Şu da unutmamalıdır: Türkiye'nin ittifak ilişkilerine ve İran'ın dünya siyaset arenasındaki yerine "dışardan" bakan birileri, bu ülkede Heniyye suikastinin ardından başlatılan "İran'ı suçlama" furyasının ardında başka şeyler de görebilirler.
Mesela, Türkiye ile İsrail'in İran karşıtlığı ekseninde buluştukları ve "örtülü" işbirliği yaptıklarını düşünenler çıkabilir.
Evet, AK Parti yandaşı kalemler yazdıklarıyla böylesi bir değerlendirmeye davetiye çıkarıyorlar.. Akılsız dostun zararı akıllı düşmanınkinden fazla olur.
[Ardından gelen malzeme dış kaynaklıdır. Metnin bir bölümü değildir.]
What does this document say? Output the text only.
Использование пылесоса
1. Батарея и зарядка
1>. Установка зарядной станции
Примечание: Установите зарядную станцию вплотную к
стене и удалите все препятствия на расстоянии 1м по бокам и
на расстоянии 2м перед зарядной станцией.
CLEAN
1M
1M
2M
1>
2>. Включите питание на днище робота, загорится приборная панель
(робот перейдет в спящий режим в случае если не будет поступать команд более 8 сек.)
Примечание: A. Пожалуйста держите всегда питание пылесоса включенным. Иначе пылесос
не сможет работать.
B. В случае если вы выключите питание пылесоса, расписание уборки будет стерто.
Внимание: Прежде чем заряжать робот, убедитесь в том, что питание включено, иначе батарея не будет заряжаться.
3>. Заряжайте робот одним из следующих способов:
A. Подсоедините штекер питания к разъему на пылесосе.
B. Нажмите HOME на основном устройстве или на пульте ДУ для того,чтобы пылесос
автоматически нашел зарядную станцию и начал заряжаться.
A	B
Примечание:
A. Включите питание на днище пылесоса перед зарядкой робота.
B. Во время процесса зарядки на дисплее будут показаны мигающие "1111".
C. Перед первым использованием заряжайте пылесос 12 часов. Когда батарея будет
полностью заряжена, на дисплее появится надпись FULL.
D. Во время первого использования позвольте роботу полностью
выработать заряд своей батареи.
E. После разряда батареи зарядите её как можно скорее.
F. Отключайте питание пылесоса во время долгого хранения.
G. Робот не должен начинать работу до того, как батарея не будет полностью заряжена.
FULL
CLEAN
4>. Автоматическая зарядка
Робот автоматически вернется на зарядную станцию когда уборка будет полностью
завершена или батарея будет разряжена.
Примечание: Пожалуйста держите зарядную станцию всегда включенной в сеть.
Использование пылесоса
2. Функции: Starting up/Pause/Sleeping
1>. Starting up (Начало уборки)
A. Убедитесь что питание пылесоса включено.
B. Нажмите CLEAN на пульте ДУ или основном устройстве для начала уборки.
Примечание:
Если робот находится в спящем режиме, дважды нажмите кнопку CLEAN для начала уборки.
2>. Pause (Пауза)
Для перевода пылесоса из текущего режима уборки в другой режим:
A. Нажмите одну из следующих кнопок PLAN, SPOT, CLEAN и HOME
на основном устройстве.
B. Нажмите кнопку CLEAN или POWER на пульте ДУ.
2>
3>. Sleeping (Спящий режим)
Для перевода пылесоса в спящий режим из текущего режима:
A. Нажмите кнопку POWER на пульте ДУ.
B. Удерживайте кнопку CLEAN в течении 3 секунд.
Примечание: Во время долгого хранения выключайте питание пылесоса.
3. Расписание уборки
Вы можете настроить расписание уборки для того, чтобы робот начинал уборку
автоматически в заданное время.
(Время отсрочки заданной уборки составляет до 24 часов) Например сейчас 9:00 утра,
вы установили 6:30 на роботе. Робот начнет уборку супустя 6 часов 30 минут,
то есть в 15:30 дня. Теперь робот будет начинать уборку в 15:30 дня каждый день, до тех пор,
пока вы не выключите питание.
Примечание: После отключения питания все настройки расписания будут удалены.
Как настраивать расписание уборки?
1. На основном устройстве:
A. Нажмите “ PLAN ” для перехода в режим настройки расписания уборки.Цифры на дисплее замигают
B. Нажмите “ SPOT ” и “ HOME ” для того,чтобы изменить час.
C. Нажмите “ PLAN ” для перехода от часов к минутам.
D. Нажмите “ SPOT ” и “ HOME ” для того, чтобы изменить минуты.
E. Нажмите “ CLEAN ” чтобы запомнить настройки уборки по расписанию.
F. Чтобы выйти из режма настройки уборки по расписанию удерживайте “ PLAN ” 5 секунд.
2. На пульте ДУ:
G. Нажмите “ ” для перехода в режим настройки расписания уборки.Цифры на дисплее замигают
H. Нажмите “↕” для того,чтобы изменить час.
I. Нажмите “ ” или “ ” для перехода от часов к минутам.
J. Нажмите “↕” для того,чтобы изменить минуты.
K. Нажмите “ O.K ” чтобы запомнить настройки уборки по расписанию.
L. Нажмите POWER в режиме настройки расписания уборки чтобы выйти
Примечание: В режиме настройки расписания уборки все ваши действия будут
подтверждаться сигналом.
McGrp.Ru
"Zan"la fikir ve kanaat sahibi olanların; söz konusu kalemlerin bir bölümünün İsrail ajanı (ya da "ortak dostları"nın hatırı için İsrail'le "örtülü" işbirliği yapanların ajanı), geriye kalanların da o ajanlardan etkilenen budalalar sürüsü olduklarını düşünmeleri de mümkündür.
*
İran bu
işin içinde olsa, herhalde bunun kendi topraklarında yapılmasına izin vermez, şüpheleri üzerine çekmeme ve itibarını beş paralık etmeme kaygısıyla suikastin başka
bir yerde yapılması için istihbarat desteği vermekle yetinirdi.
Çünkü bu suikast, misafirinin güvenliğini sağlayamayan, İsrail karşısında acziyetin en utanç verici olanını yaşayan bir İran tablosu ortaya çıkardı.
İran’ın “itibar”ı
yerle bir oldu.
Onun, zedelenen onurunu onarması çok zor.
Üstelik,
İran’ın Heniyye’nin ölümünden kazanacağı birşey de yok.
Heniyye gidiyor, İran’ın dinî lideri Hamaney’le sarılıp kucaklaşıyor, samimi pozlar veriyordu.
HAMAS lideri, İran’la
olan ilişkileri kesmek istiyor olsa, böyle birşeyi düşünmek için elimizde bir
neden bulunabilirdi.. Uçuk kaçık da olsa, “Belki İran, yandaşı birini HAMAS’ın başına getirmek
istemiştir, bunun için de İsrail'le anlaşmıştır” diye düşünmek mümkün olabilirdi.
Fakat,
böyle birşey yok.
*
“Kullanışlı
kalem”lere, kendileriyle ilgili söyleyeceğimiz çok şey var, fakat onlar gibi “zan”
üzerinden çamur imalatçılığı yapmadığımız için susuyoruz.
Bunun kıymetini anlamalılar.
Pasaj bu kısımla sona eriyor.